NEWS

Pharmacy regulator says retirement unrelated to audit

Tony Leys
tleys@dmreg.com
Health news

Iowa's longtime top pharmacy regulator is retiring at the end of this month, shortly after a state auditor's report questioned computer purchases made under his direction.

Lloyd Jessen, 61, said Wednesday morning that his retirement decision was unrelated to the audit. He has been executive director of the Iowa Board of Pharmacy since 1990, and came to the board from the Iowa Supreme Court staff in 1987. "I've got my 30 years in and I decided it's time to retire," he said.

The state auditor's office released a report Wednesday that criticized pharmacy board purchases of computer equipment, including 24 iPads, worth a total of $19,666, and 12 printers, worth a total of $5,072.

The auditor's office said the purchases were not properly made or logged by state information technology experts. The report also said that some of the items were improperly delivered to Jessen's home instead of the board offices and that the board had inappropriately paid for home Internet service for Jessen and seven investigators until stopping that practice last year.

The report also criticized some practices by three other health profession boards, which regulate nurses, physicians and dentists. But most of the criticism focused on the pharmacy board.

Jessen said he and the investigators do much of their work from outside the office, including at night and on weekends. He said the health care boards operate somewhat independently from the rest of state government, partly because they rely on licensing fees instead of tax money. He acknowledged that technology purchases should have been made through the state procurement process and that shipments of equipment should have been made to the board office instead of to his home.

"We were evolving from one way of doing it to another way, and there's a learning curve," he said. "We didn't mean to do it wrong, but we did."

The report said some of the equipment provided to pharmacy board staff, including iPads and laptop computers, had similar functions.
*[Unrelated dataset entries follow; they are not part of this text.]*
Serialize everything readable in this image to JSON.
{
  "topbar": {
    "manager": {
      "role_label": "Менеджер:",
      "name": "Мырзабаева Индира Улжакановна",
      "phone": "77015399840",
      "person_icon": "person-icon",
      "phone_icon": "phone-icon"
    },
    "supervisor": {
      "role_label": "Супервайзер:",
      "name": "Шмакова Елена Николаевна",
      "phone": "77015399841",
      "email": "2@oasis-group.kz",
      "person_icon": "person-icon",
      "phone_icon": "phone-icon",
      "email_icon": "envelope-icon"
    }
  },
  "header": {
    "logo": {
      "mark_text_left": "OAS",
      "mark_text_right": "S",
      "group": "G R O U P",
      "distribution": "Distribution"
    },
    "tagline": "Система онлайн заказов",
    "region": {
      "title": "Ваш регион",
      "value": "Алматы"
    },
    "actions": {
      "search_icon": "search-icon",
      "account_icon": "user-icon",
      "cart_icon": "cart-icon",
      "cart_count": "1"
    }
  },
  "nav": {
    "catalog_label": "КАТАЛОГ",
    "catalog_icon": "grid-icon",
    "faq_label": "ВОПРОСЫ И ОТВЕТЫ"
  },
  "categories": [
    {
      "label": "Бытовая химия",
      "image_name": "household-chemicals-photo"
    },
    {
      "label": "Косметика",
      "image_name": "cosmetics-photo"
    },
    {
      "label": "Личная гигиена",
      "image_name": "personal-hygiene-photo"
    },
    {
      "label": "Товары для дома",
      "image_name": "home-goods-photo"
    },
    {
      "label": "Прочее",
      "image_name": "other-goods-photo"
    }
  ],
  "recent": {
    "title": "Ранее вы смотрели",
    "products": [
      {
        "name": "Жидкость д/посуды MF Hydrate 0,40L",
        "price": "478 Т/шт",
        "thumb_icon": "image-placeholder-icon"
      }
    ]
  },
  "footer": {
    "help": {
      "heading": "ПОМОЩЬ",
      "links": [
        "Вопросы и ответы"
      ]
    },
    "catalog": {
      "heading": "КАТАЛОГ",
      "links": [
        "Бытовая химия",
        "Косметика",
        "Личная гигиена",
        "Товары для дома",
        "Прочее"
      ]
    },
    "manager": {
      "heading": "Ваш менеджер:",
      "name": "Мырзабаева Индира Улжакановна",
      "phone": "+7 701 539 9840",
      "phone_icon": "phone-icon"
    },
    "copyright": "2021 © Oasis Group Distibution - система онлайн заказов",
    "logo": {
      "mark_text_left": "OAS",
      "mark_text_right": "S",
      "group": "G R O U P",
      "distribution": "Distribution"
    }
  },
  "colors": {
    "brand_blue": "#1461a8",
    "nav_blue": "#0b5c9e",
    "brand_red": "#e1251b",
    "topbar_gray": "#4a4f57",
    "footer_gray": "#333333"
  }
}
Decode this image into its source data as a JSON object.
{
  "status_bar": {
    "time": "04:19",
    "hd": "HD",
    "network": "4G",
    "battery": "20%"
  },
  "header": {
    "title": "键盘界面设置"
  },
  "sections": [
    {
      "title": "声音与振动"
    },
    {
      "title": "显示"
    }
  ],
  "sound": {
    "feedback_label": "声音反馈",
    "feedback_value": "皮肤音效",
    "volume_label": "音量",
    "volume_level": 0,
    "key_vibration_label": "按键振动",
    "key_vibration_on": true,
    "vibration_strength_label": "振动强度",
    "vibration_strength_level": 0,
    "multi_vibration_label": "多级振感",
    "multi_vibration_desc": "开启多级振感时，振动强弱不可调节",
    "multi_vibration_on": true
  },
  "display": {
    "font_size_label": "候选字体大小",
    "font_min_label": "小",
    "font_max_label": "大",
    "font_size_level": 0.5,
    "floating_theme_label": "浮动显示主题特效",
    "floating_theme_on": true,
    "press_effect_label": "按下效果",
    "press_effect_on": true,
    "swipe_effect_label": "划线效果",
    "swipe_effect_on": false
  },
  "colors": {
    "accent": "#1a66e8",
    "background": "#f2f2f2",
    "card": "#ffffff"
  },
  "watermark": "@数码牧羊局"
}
The auditors questioned whether all of the equipment was necessary, and they said some of the items got little use. "Because employees had multiple devices and certain items purchased were not being used, the reasonableness and necessity of the purchases was not apparent," the auditor's office wrote.

Jessen said the equipment served specific professional purposes, including helping board members and staff keep track of and review thousands of documents. He said just one item, a $199 Kindle document reader, wound up not being useful.

Jessen said the audit inquiry has been going on since 2012, and was unrelated to his retirement.

He said some of the purchases in question came after his agency ran up a budget surplus topping $2 million a few years ago. His agency is required to have a budget that balances spending with the revenue it takes in from pharmacy-licensing fees.

He said Mariannette Miller-Meeks, then the health department director, told him the surplus was unacceptable, and that he should balance the budget by lowering fees, increasing investigation activities and finding other appropriate ways to spend the money. He said the board did lower fees, and it made legitimate spending choices, such as buying new computer equipment.